En la novela de Tomasi di Lampedusa, la aristocracia siciliana muere con una elegancia digna de una decadencia autoconsciente. Su caída es una sinfonía menor, pausada, cargada de una belleza que se sabe terminal. El príncipe de Salina, ese felino fatigado, no resiste la modernidad: la contempla, la tolera desde el desprecio calmo de quien sabe que su tiempo ha pasado. Es una danza con la muerte, hecha con pasos de vals y resignación. Nada de eso sobrevive en la adaptación de Netflix.
La serie The Leopard (2025) no captura la decadencia, solo (apenas) la ilustra. Montaje de estampas bellas, desfile de palacios lustrados y trajes que un gran presupuesto hizo posible. Kim Rossi Stuart, como el Príncipe, camina entre escenas con la gravedad de un actor que ha comprendido las palabras, pero apenas el contexto originario que las habita. Hay gestos, encuadres y una banda sonora destacables; sin embargo, falta la muerte invisible que atraviesa cada línea del texto original.

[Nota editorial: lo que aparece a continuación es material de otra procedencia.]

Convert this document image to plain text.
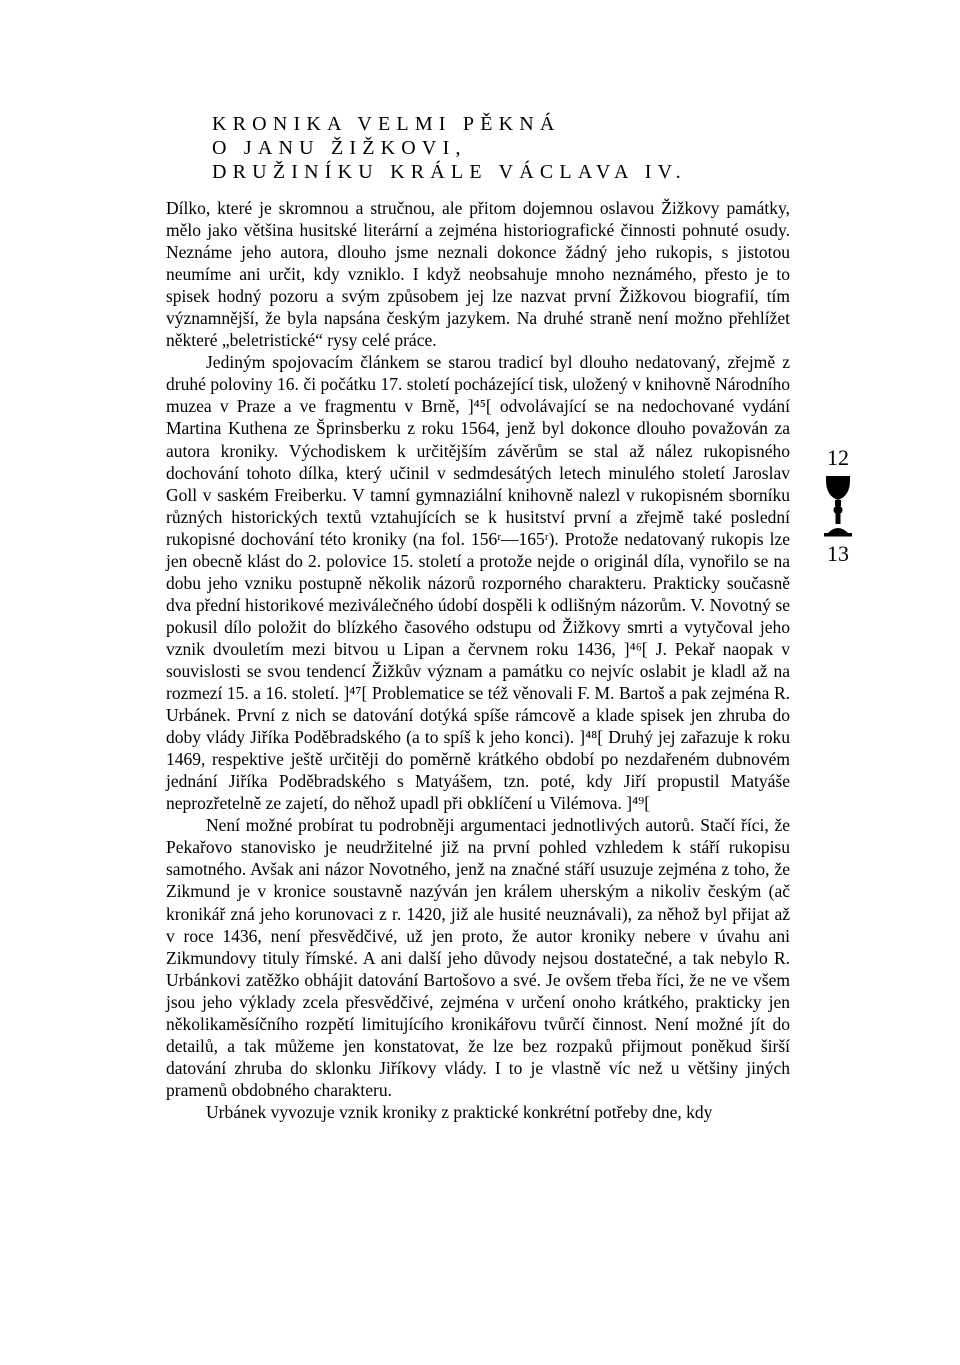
KRONIKA VELMI PĚKNÁ
O JANU ŽIŽKOVI,
DRUŽINÍKU KRÁLE VÁCLAVA IV.

Dílko, které je skromnou a stručnou, ale přitom dojemnou oslavou Žižkovy památky, mělo jako většina husitské literární a zejména historiografické činnosti pohnuté osudy. Neznáme jeho autora, dlouho jsme neznali dokonce žádný jeho rukopis, s jistotou neumíme ani určit, kdy vzniklo. I když neobsahuje mnoho neznámého, přesto je to spisek hodný pozoru a svým způsobem jej lze nazvat první Žižkovou biografií, tím významnější, že byla napsána českým jazykem. Na druhé straně není možno přehlížet některé „beletristické“ rysy celé práce.

Jediným spojovacím článkem se starou tradicí byl dlouho nedatovaný, zřejmě z druhé poloviny 16. či počátku 17. století pocházející tisk, uložený v knihovně Národního muzea v Praze a ve fragmentu v Brně, ]⁴⁵[ odvolávající se na nedochované vydání Martina Kuthena ze Šprinsberku z roku 1564, jenž byl dokonce dlouho považován za autora kroniky. Východiskem k určitějším závěrům se stal až nález rukopisného dochování tohoto dílka, který učinil v sedmdesátých letech minulého století Jaroslav Goll v saském Freiberku. V tamní gymnaziální knihovně nalezl v rukopisném sborníku různých historických textů vztahujících se k husitství první a zřejmě také poslední rukopisné dochování této kroniky (na fol. 156ʳ—165ʳ). Protože nedatovaný rukopis lze jen obecně klást do 2. polovice 15. století a protože nejde o originál díla, vynořilo se na dobu jeho vzniku postupně několik názorů rozporného charakteru. Prakticky současně dva přední historikové meziválečného údobí dospěli k odlišným názorům. V. Novotný se pokusil dílo položit do blízkého časového odstupu od Žižkovy smrti a vytyčoval jeho vznik dvouletím mezi bitvou u Lipan a červnem roku 1436, ]⁴⁶[ J. Pekař naopak v souvislosti se svou tendencí Žižkův význam a památku co nejvíc oslabit je kladl až na rozmezí 15. a 16. století. ]⁴⁷[ Problematice se též věnovali F. M. Bartoš a pak zejména R. Urbánek. První z nich se datování dotýká spíše rámcově a klade spisek jen zhruba do doby vlády Jiříka Poděbradského (a to spíš k jeho konci). ]⁴⁸[ Druhý jej zařazuje k roku 1469, respektive ještě určitěji do poměrně krátkého období po nezdařeném dubnovém jednání Jiříka Poděbradského s Matyášem, tzn. poté, kdy Jiří propustil Matyáše neprozřetelně ze zajetí, do něhož upadl při obklíčení u Vilémova. ]⁴⁹[

Není možné probírat tu podrobněji argumentaci jednotlivých autorů. Stačí říci, že Pekařovo stanovisko je neudržitelné již na první pohled vzhledem k stáří rukopisu samotného. Avšak ani názor Novotného, jenž na značné stáří usuzuje zejména z toho, že Zikmund je v kronice soustavně nazýván jen králem uherským a nikoliv českým (ač kronikář zná jeho korunovaci z r. 1420, již ale husité neuznávali), za něhož byl přijat až v roce 1436, není přesvědčivé, už jen proto, že autor kroniky nebere v úvahu ani Zikmundovy tituly římské. A ani další jeho důvody nejsou dostatečné, a tak nebylo R. Urbánkovi zatěžko obhájit datování Bartošovo a své. Je ovšem třeba říci, že ne ve všem jsou jeho výklady zcela přesvědčivé, zejména v určení onoho krátkého, prakticky jen několikaměsíčního rozpětí limitujícího kronikářovu tvůrčí činnost. Není možné jít do detailů, a tak můžeme jen konstatovat, že lze bez rozpaků přijmout poněkud širší datování zhruba do sklonku Jiříkovy vlády. I to je vlastně víc než u většiny jiných pramenů obdobného charakteru.

Urbánek vyvozuje vznik kroniky z praktické konkrétní potřeby dne, kdy

12
13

Angelica, interpretada por Deva Cassel (hija de la divina Monica Bellucci), es solo superficie. Donde debería haber ambigüedad, deseo, una sensualidad impregnada de oportunismo, asoma solo una figura hermosa, congelada en sus poses. La serie, temerosa del ritmo lento que exige la verdadera melancolía, acelera, recorta, estetiza. En lugar de presentar un mundo que se desvanece, construye uno que nunca existió.
Las referencias históricas se deslizan como telones de fondo, no como fuerzas vivas. La unificación de Italia, esa tragedia disfrazada de progreso, aparece como contexto decorativo. La verdadera tensión entre lo viejo y lo nuevo se ausenta, dejando solo una exposición de contrastes que no se tocan. Estamos ante una serie que se complace en su propia producción.
Conviene atender a los interiores como se leería una autobiografía secreta: la novela entiende que una clase se narra en su mobiliario, en la pátina de los bronces y en el polvillo que duerme en las molduras. Allí, cada objeto funciona como vanitas domésticas —el reloj detenido, el retrato agrietado, el abanico vetusto— y delata la respiración cansada del linaje. En la serie, las estancias lucen como salas de exposición, superficies sin memoria, damascos sin roce, espejos que no guardan huellas. La casa del Príncipe, que en el libro se despuebla como un cuerpo que enferma, aquí resulta un catálogo; no suena la madera, no huele a cera, no hay flores que mueran en los floreros. Se extravía, con ello, la microfísica de la decadencia, ese repertorio mínimo de signos —un crujido contenido, una lámpara que obliga a bajar la voz, un terciopelo que enseña la gravitación de los gestos— por donde la historia se vuelve estilo. Y cuando la iconografía del uso se borra, lo que queda es mera utilería.
El problema no es que The Leopard sea una mala serie. Podemos catalogarla como una buena serie disfrazada de gran arte. La novela era un epitafio escrito con orfebrería. La serie captura el contorno, pero ignora el espíritu de la Letra. Y en su afán de representar la belleza de lo que desaparece, termina por desaparecer lo bello.
Luchino Visconti, en cambio, comprendió lo esencial. Su adaptación de 1963 no intentó traducir la novela, sino convocarla a través del lente. Su cámara se mueve como si danzara con la muerte misma, otorgando a cada encuadre el peso del tiempo que se extingue. Burt Lancaster, improbable Príncipe, logra encarnar la dignidad herida y la fatiga de clase sin necesidad de subrayar nada. La escena del baile final —larga, hipnótica, casi funeraria— es más fiel al espíritu de Lampedusa que cualquier reconstrucción literal. Visconti no se permite estetizar la decadencia, por el contrario, la respira. Y al hacerlo, logra lo que la serie de Netflix ni siquiera intenta: entender que es necesario que todo cambie para que nada cambie en realidad.
Una adaptación digna de Il Gattopardo debería entender que la verdadera tragedia, más que la pérdida del poder, es la conciencia de que la historia continúa sin necesidad de nosotros. Netflix, en cambio, ha hecho lo que hace mejor: reemplazar la memoria por estética, la profundidad por velocidad, el arte por contenido.
Quizá no nos quede más que aceptar esta adaptación con el mismo espíritu con el que el príncipe de Salina observa la llegada del nuevo orden: sin ilusiones ni esperanzas, pero con una suerte de resignación elegante. Porque si todo debe cambiar para que todo siga igual, entonces también estas adaptaciones, vacías y brillantes, son parte de ese eterno retorno. Y tal vez eso también merezca ser contemplado, aunque sea con la melancolía de quien ya no espera nada.





Exactamente, comparto el punto de vista del autor: Visconti sí rinde un homenaje a la gran novela de Tomasi di Lampedusa.